Conservative Movement Growing in Black America

The Democrats many now have a political majority in U.S. House of Representatives, but there is no question that the conservative movement is making inroads into black America. Many reasons explain this change in political belief among a small but growing number of blacks. One is the physical disintegration of the black community. The upward mobility of blacks and their physical move to the suburbs has strained the black community's cohesiveness because the entire community no longer lives in one concentrated urban location. Another is that affluent and middle class blacks no longer feel powerless and dependent on goverment to improve their lives. Economist Walter Williams is one of my favorite writers on race in America and he explains things this way in an article he wrote in 2005:
By any assessment, black Americans have made the greatest progress, over some of the highest hurdles and in the shortest span of time than any other racial group in the history of mankind. If one added the earnings of black Americans and thought of us as a nation, we'd be the 14th richest nation.
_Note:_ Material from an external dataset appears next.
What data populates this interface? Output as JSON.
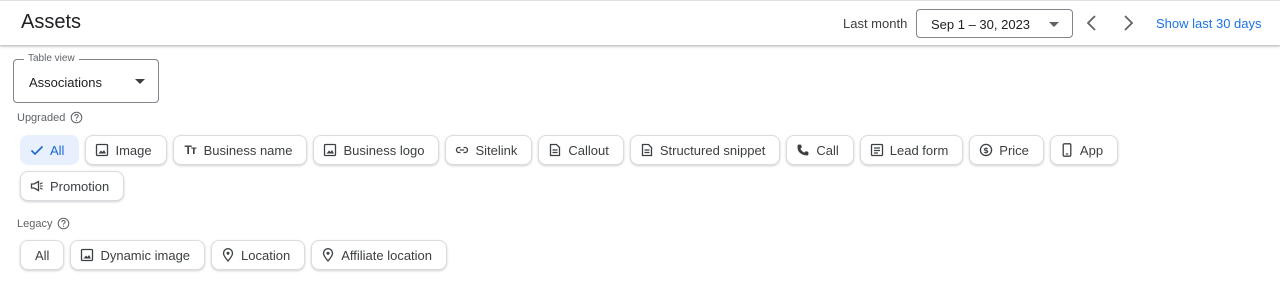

Black Americans have held some of the nation's highest positions, such as secretaries of State, Housing and Urban Development, Health and Human Services and Education; chairman of the Joint Chiefs of Staff; and mayors of some of our largest cities. Blacks are some of the world's most famous personalities, and a few blacks rank among the world's richest people. In 1865, neither a slave nor a slave owner would have believed these gains possible in a little over a century, if ever. As such, it not only speaks well of the determination and intestinal fortitude of a people, but also of a nation in which such gains were possible.